In 2001, thanks to a combined gift from the Knights and Emerson, Olin Business School realized one of its major objectives, which was to build a first-class residential executive education center. The Charles F. Knight Executive Education & Conference Center opened in 2001 followed by the Charles F. and Joanne Knight Hall in 2014. Along with George and Carol Bauer Hall, which also opened in 2014, Olin’s footprint more than doubled.

In addition to the Knight Family Professorship and the Charles F. and Joanne Knight Distinguished Directorship in Executive Education, the family has made deep commitments to medicine, including establishment of the Joanne Knight Breast Health Center and Breast Cancer Program in the Alvin J. Siteman Cancer Center, the Charles F. Knight Emergency & Trauma Center, the Charles F. and Joanne Knight Alzheimer’s Disease Research Center, and distinguished professorships in orthopedic surgery and in neurology.

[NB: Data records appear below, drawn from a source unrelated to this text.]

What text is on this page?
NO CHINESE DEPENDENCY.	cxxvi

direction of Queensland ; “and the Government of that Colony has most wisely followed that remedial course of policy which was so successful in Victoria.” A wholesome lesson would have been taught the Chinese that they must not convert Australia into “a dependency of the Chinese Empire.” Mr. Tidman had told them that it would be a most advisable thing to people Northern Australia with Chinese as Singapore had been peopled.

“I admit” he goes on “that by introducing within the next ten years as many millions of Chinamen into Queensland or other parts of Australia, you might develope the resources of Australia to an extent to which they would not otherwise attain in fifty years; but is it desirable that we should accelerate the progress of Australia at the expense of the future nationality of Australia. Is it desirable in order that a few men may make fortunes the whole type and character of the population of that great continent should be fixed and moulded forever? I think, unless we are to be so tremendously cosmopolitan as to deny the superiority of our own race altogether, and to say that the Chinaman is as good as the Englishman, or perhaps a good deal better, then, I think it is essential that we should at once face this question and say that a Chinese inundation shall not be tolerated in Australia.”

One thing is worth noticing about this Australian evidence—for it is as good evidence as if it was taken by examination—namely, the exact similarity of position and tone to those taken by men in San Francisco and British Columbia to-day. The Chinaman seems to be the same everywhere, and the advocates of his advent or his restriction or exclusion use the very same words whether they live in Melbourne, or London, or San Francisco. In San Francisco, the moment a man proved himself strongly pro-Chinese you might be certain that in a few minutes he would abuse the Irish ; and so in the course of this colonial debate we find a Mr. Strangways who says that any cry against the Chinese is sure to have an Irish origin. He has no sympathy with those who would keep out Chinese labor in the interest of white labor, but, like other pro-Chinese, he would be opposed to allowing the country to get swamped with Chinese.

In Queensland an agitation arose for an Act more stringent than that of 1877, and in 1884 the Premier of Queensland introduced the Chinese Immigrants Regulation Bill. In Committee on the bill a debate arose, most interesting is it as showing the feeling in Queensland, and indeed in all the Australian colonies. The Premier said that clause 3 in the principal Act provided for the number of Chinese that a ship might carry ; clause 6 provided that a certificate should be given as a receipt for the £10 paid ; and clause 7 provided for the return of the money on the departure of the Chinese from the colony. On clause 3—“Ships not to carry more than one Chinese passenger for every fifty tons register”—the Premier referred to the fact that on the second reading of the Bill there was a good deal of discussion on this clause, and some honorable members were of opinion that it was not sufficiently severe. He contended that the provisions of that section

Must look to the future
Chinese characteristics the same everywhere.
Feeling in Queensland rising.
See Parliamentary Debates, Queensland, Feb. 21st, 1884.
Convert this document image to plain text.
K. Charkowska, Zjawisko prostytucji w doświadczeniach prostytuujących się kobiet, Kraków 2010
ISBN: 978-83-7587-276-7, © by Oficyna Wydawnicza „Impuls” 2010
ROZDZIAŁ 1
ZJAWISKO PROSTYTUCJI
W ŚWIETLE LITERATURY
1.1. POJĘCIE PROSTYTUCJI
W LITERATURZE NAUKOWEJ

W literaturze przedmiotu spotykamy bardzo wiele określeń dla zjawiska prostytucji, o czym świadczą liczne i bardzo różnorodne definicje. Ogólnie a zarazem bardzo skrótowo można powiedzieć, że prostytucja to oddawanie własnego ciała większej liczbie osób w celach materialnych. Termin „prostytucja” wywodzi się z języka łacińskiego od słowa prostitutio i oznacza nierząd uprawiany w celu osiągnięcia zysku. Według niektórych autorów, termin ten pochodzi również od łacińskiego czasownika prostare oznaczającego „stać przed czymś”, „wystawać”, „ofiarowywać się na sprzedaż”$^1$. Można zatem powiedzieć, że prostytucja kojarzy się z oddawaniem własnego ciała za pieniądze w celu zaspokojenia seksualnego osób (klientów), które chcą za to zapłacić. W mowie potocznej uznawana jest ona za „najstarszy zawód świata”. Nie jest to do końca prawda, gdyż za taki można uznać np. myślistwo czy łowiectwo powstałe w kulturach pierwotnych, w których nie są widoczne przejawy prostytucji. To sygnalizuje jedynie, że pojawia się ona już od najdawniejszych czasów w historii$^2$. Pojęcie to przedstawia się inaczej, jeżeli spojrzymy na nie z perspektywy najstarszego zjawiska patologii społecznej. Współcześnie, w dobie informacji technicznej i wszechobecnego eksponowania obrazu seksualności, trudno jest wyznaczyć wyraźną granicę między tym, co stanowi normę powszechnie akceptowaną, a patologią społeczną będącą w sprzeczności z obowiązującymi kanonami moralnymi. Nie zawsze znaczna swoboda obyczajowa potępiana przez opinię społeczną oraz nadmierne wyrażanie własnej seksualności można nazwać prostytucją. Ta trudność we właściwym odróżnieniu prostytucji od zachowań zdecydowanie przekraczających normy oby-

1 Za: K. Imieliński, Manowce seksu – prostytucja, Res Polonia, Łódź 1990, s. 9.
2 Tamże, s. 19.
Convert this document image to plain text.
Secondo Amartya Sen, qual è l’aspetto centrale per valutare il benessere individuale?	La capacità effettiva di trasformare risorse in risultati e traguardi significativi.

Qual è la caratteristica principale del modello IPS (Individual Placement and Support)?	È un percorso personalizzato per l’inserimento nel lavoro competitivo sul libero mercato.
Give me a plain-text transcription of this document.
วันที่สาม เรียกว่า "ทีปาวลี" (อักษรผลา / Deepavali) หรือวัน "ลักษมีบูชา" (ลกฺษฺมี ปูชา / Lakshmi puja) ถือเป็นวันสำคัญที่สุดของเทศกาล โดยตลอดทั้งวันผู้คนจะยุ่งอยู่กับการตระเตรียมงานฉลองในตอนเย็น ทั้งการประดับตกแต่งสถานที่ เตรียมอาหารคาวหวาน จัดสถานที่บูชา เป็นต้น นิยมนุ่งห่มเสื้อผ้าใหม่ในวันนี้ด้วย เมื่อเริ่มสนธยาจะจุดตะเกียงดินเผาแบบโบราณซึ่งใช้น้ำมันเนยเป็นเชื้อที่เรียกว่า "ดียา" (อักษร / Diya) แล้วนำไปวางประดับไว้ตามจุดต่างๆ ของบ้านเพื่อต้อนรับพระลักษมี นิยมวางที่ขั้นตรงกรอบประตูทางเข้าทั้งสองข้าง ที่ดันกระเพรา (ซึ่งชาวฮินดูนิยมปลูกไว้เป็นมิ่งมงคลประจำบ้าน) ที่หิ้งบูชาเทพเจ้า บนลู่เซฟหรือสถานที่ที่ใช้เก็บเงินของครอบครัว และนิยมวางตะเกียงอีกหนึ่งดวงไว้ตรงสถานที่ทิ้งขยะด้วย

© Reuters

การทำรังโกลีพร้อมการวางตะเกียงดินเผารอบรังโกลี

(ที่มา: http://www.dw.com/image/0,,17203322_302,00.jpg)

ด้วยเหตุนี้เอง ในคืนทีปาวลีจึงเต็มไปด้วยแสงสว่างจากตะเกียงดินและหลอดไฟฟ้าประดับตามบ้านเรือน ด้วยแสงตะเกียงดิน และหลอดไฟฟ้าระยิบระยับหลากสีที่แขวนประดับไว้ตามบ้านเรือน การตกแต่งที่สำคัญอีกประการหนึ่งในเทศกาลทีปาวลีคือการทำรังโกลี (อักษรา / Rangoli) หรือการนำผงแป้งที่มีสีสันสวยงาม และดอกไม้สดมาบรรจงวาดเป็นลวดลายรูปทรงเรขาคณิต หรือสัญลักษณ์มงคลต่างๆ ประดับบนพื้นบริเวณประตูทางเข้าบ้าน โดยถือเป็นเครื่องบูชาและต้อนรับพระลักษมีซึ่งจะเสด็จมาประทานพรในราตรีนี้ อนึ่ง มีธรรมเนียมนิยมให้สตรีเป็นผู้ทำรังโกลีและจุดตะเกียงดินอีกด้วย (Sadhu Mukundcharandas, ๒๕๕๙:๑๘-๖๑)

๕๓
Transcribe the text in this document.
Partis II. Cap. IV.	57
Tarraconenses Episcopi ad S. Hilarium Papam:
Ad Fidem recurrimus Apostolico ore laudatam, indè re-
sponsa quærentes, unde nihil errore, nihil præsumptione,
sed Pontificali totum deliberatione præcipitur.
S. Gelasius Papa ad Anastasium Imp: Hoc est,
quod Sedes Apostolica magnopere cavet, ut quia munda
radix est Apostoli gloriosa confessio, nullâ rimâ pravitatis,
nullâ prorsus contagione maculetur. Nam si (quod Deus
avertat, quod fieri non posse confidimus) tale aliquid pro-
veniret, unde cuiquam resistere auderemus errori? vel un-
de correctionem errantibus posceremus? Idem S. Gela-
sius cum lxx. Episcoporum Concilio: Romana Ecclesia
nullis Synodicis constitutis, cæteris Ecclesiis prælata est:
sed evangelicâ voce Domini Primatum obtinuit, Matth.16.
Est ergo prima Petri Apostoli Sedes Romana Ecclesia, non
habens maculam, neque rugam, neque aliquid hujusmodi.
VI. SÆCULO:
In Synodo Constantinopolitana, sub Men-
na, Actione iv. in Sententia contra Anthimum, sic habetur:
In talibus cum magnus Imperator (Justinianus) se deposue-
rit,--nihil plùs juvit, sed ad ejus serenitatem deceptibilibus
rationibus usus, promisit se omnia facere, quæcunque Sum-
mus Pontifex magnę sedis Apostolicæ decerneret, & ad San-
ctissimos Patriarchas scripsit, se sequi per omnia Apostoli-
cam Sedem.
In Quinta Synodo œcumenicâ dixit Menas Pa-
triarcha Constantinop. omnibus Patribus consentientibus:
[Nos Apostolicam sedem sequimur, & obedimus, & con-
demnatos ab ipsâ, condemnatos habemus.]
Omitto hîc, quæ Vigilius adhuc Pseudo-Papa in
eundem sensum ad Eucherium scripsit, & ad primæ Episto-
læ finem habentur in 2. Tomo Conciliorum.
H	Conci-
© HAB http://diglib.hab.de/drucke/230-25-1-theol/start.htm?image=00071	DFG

Joanne Knight has been especially engaged in the work of the Alzheimer’s Association
of St. Louis, for which she has served in several volunteer and advisory positions, including a term as president. She also has worked with the Central Institute for the Deaf, including as a member of its board of directors. Her service to Washington University includes charter membership on the Alvin J. Siteman Cancer Center Community Advisory Board and serving as a member of the School of Art National Council.

In addition to receiving an honorary doctor of science degree in 1996 from WashU, Charles Knight received the university’s Robert S. Brookings Award in 1999 and its Eliot Society Search Award in 2007. He received Olin Business School’s Dean’s Medal in 1993 and, in 2012, both Charles and Joanne received that honor. In 2010, Joanne received an honorary doctor of humanities from the university.